Perhaps we have a different understanding of what "guaranteeing"
here means.

>>> Sure, we can tune our memory balancer to always keep some 100MB (or
>>> 200MB, or maybe 500MB?) of xen free memory, and *hope* that it will
>>> contain enough continues pages, in case some driver in some driver
>>> domain calls dma_alloc_coherent(), so the call will succeed.
>> 
>> It likely doesn't need to be that much, because allocation happens
>> top-down. That is, Xen will try to avoid the (no longer explicitly
>> separate) DMA pool unless explicitly requested (or unless otherwise
>> not being able to fulfill a request). Therefore, if you always keep
>> just enough memory in Xen so that it'll never touch a reasonably
>> small set of pages you want to be available for DMA in guests,
>> these regions (the combined set of what Xen has and what was
>> given out as contiguous memory to the driver domain) will remain
>> contiguous. It'll get more problematic if you have more than one
>> driver domain.
>> 
> 
> Well, we do have 2 driver domains in Qubes: one is the netvm (NIC
> drivers), and the other one is Dom0 (storage, video, etc). BTW, how is
> it that the drivers in Dom0 never has this problem with allocating
> continues memory (even if we keep xen free memory = 0)?

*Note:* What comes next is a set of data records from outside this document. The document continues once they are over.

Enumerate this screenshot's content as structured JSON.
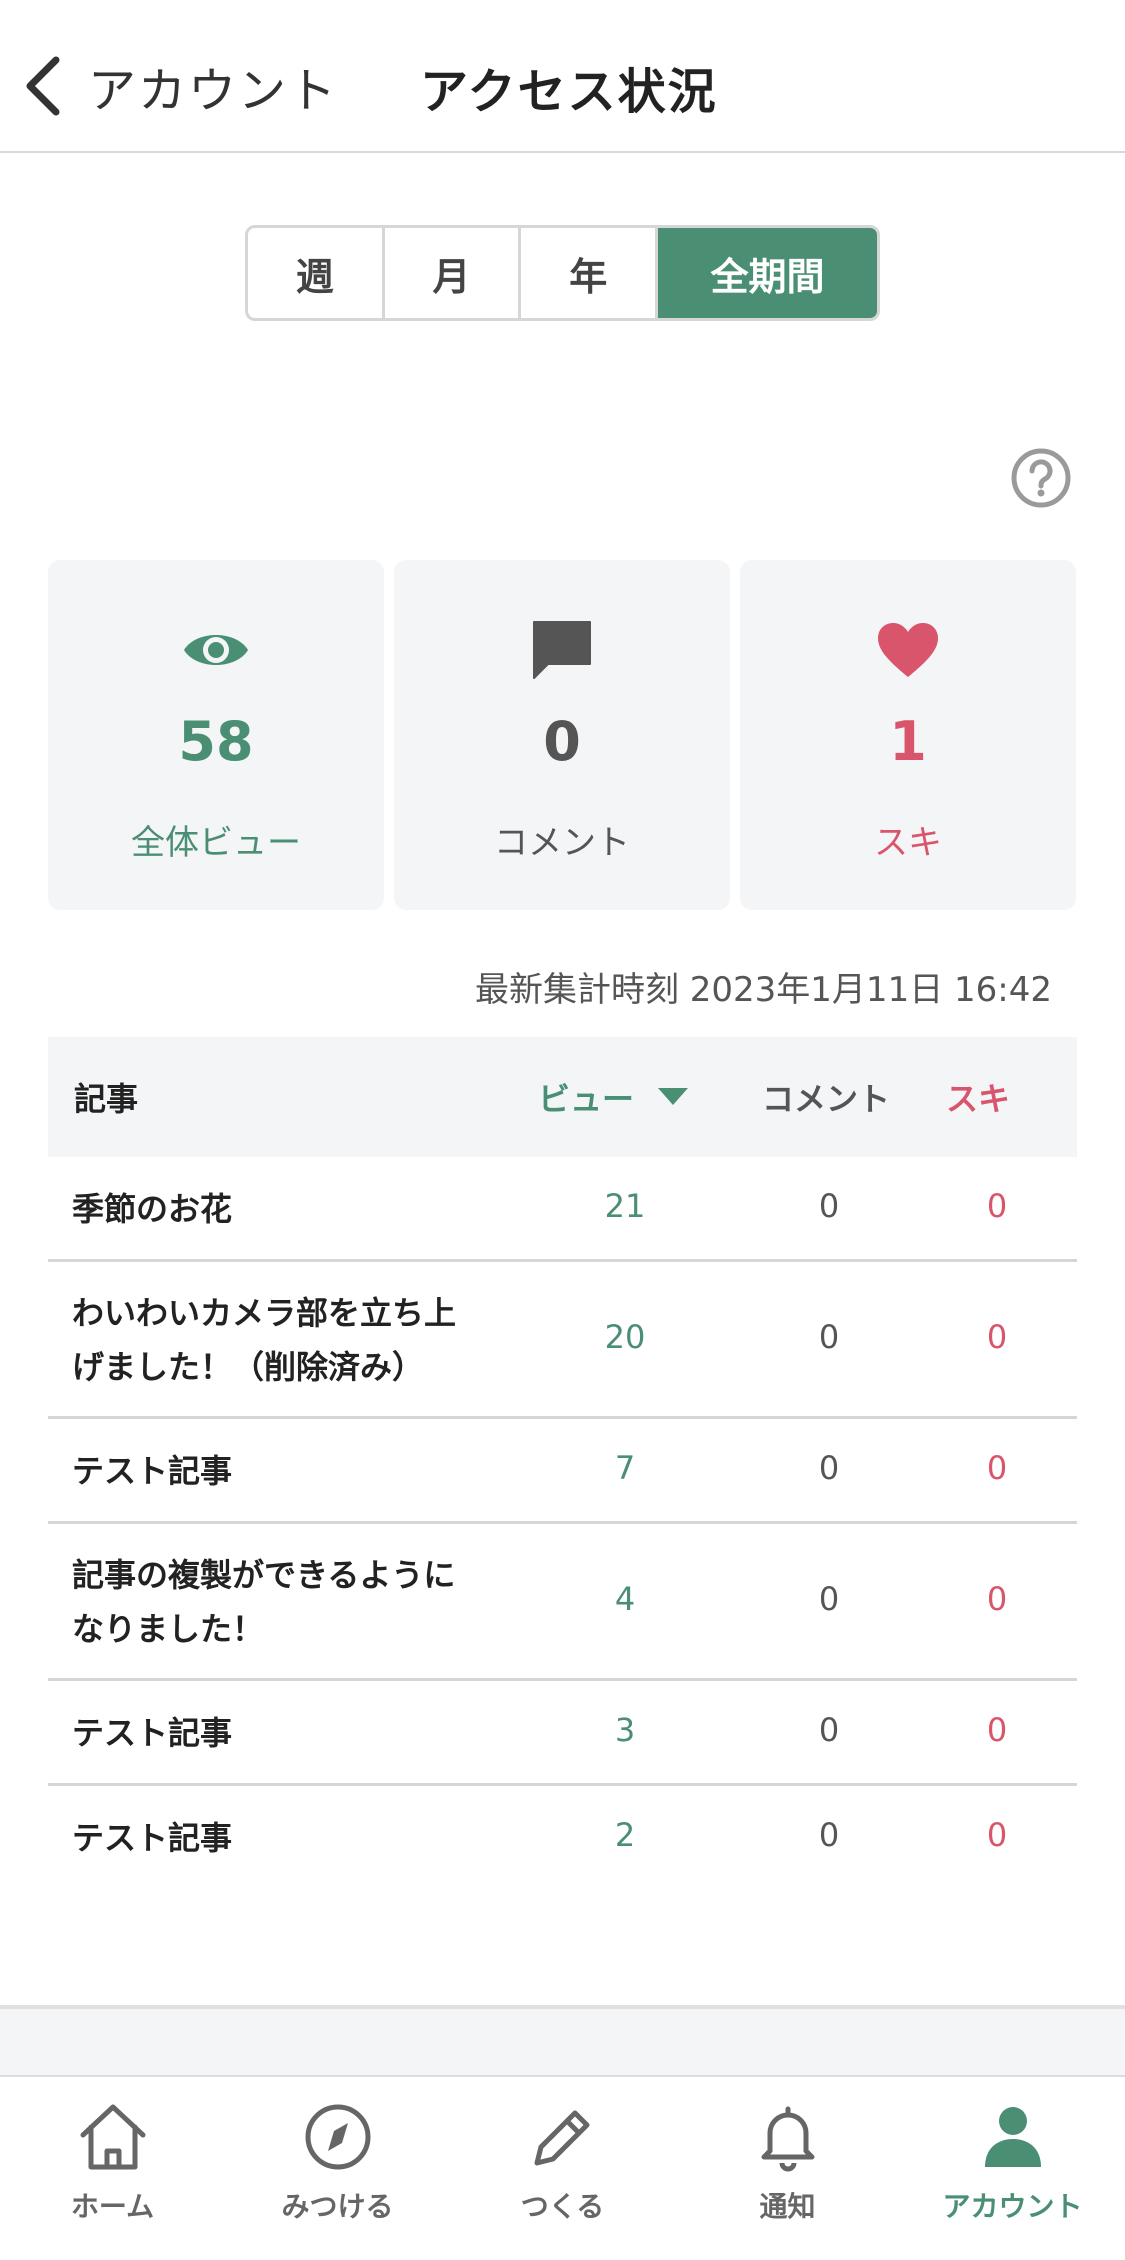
{
  "header": {
    "back_label": "アカウント",
    "title": "アクセス状況"
  },
  "period_tabs": [
    {
      "label": "週",
      "active": false
    },
    {
      "label": "月",
      "active": false
    },
    {
      "label": "年",
      "active": false
    },
    {
      "label": "全期間",
      "active": true
    }
  ],
  "stats": {
    "views": {
      "value": "58",
      "label": "全体ビュー",
      "icon": "eye-icon"
    },
    "comments": {
      "value": "0",
      "label": "コメント",
      "icon": "comment-icon"
    },
    "likes": {
      "value": "1",
      "label": "スキ",
      "icon": "heart-icon"
    }
  },
  "updated_text": "最新集計時刻 2023年1月11日 16:42",
  "table": {
    "headers": {
      "article": "記事",
      "views": "ビュー",
      "comments": "コメント",
      "likes": "スキ"
    },
    "rows": [
      {
        "title_line1": "季節のお花",
        "title_line2": "",
        "views": "21",
        "comments": "0",
        "likes": "0"
      },
      {
        "title_line1": "わいわいカメラ部を立ち上",
        "title_line2": "げました！（削除済み）",
        "views": "20",
        "comments": "0",
        "likes": "0"
      },
      {
        "title_line1": "テスト記事",
        "title_line2": "",
        "views": "7",
        "comments": "0",
        "likes": "0"
      },
      {
        "title_line1": "記事の複製ができるように",
        "title_line2": "なりました！",
        "views": "4",
        "comments": "0",
        "likes": "0"
      },
      {
        "title_line1": "テスト記事",
        "title_line2": "",
        "views": "3",
        "comments": "0",
        "likes": "0"
      },
      {
        "title_line1": "テスト記事",
        "title_line2": "",
        "views": "2",
        "comments": "0",
        "likes": "0"
      }
    ]
  },
  "bottom_nav": [
    {
      "label": "ホーム",
      "icon": "home-icon",
      "active": false
    },
    {
      "label": "みつける",
      "icon": "compass-icon",
      "active": false
    },
    {
      "label": "つくる",
      "icon": "pencil-icon",
      "active": false
    },
    {
      "label": "通知",
      "icon": "bell-icon",
      "active": false
    },
    {
      "label": "アカウント",
      "icon": "person-icon",
      "active": true
    }
  ],
  "colors": {
    "accent": "#4a8f74",
    "like": "#d9556b",
    "card_bg": "#f4f5f7"
  }
}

Merely because post-boot there would not usually be allocations.

>> Further, most drivers will prefer to allocate DMA memory once
>> (at startup or when enabling use of the device) rather than
>> repeatedly in the I/O path. In that case, you don't even need
>> to continuously make guarantees on available memory in Xen.
>> 
> 
> But it is not feasible to modify/ensure e.g. all the Linux networking
> drivers behave like this. That would require review/patching of hundreds
> of drivers, unless there is some generic way to ensure that?

The fact that in Dom0 things work flawlessly with most drivers
(and yes, I know of occasional exceptions, though usually it's a
shortage of swiotlb space that we get reported, not one of Xen
memory) speaks for itself I think. But yes, there is a level of
uncertainty which, afaict, can be overcome only by auditing
individual drivers (or groups of them if they share a common
framework).

And you certainly realize that there are other things some
drivers do that don't work under Xen without modification -
these cases also only get handled as people run into them.
When a pattern results from the necessary changes, one
can certainly go through the rest of the tree to find other
instances needing fixing. But that only helps until the next
such issue gets found (or introduced anew).